Integration with Cloud IAM

Hopsworks can run on all three major Cloud providers AWS, Azure and GCP. It is greatly discouraged granting access to cloud resources with access keys, so Hopsworks seamlessly integrates with each provider’s own Identity and Access Management system. More information is available on docs.hopsworks.ai.

In Figure 8, you can see that jobs run in Hopsworks can either be given an instance profile (with IAM role privileges to access cloud services) or a federated IAM role (a chained role) with temporary access to cloud services.

__wf_reserved_inherit

Figure 8. On AWS, Hopsworks Jobs can run either with an Instance Profile or using Chained Roles.

IAM roles work great as long as every component resides in the same cloud provider. As soon as you want to integrate with a 3rd party service on another provider or on-premises you will need to use access keys.
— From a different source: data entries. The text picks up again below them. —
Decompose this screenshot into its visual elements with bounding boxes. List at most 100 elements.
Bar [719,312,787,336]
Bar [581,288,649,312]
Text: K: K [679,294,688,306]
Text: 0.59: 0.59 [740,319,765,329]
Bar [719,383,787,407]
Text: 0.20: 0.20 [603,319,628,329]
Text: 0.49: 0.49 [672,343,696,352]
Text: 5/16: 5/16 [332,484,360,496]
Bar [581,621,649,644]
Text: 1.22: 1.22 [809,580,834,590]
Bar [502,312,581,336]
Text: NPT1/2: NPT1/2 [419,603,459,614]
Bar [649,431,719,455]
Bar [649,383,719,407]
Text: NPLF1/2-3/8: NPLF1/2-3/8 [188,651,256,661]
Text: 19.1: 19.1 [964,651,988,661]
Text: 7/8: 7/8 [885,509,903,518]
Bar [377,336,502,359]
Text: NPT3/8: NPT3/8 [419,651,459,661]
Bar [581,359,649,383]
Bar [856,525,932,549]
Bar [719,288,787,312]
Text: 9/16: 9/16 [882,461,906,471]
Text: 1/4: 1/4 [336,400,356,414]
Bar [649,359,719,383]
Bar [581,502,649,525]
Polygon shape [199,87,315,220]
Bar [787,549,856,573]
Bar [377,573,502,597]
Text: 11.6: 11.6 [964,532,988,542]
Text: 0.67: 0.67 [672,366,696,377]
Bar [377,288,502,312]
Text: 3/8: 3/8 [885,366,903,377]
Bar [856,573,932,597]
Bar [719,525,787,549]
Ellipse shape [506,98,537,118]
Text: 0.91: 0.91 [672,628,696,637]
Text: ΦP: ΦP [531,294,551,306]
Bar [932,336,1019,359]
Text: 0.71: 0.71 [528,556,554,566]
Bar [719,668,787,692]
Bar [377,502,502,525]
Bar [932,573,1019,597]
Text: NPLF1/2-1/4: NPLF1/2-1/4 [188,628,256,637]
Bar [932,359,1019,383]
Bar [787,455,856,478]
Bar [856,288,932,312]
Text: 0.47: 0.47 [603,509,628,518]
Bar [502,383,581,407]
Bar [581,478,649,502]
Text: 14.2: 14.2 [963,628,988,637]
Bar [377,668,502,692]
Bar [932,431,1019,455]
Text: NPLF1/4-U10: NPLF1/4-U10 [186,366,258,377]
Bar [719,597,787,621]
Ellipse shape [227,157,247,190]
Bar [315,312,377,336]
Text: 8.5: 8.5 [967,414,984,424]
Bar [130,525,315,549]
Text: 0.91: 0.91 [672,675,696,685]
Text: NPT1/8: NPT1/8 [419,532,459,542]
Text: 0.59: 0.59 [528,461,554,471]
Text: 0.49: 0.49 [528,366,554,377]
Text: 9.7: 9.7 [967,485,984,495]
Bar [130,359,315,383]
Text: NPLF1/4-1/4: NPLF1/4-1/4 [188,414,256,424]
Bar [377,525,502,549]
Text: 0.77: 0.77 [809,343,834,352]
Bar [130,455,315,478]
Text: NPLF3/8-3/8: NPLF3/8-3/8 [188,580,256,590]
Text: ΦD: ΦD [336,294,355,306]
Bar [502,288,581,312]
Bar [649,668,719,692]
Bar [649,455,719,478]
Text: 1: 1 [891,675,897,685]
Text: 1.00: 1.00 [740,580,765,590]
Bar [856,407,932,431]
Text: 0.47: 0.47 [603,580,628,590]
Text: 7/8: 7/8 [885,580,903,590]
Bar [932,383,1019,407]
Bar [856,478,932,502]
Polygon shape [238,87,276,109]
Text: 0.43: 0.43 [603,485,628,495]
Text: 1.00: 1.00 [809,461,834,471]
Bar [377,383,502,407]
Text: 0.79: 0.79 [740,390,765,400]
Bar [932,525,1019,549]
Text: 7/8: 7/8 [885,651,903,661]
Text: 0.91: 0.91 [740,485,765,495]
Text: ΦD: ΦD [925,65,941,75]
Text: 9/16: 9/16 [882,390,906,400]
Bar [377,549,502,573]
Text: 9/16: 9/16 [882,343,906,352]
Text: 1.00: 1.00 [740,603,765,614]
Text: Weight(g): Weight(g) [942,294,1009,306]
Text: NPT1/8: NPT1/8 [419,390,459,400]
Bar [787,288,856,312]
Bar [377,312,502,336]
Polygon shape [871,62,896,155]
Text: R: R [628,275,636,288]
Having access keys in the code is a prohibitively bad practice as sensitive information might end in a version control system or leak outside the organization. Instead of this bad practice, Hopsworks provides a secret service for securely managing confidential information, such as credentials for external services.

Kubernetes Secure Policy Enforcement

Hopsworks employs Kyverno to enforce certain security policies to Kubernetes resources. Our policies implement common security mechanisms found in enterprise Kubernetes distributions which protect against privilege escalation, data leakage etc. A Kubernetes resource that violates a policy is not allowed to be submitted. For instance, a common privilege escalation vulnerability is for Pods to use hostPath volume mounts to mount the host filesystem which might contain credentials or other Pods data. Kyverno will block any resource to be submitted with such volume.

Summary

In this post, we gave an overview of how Hopsworks tackles information security and we introduced our novel project-based multi-tenant security model and the multi-tenant services supported in Hopsworks. Our security model is based primarily on X.509 certificates: Project-User certificates and service certificates. We also described how we address encryption in transit with TLS, as well as the authentication methods to our web front-end based on JWT and API Tokens and integration with third-party services.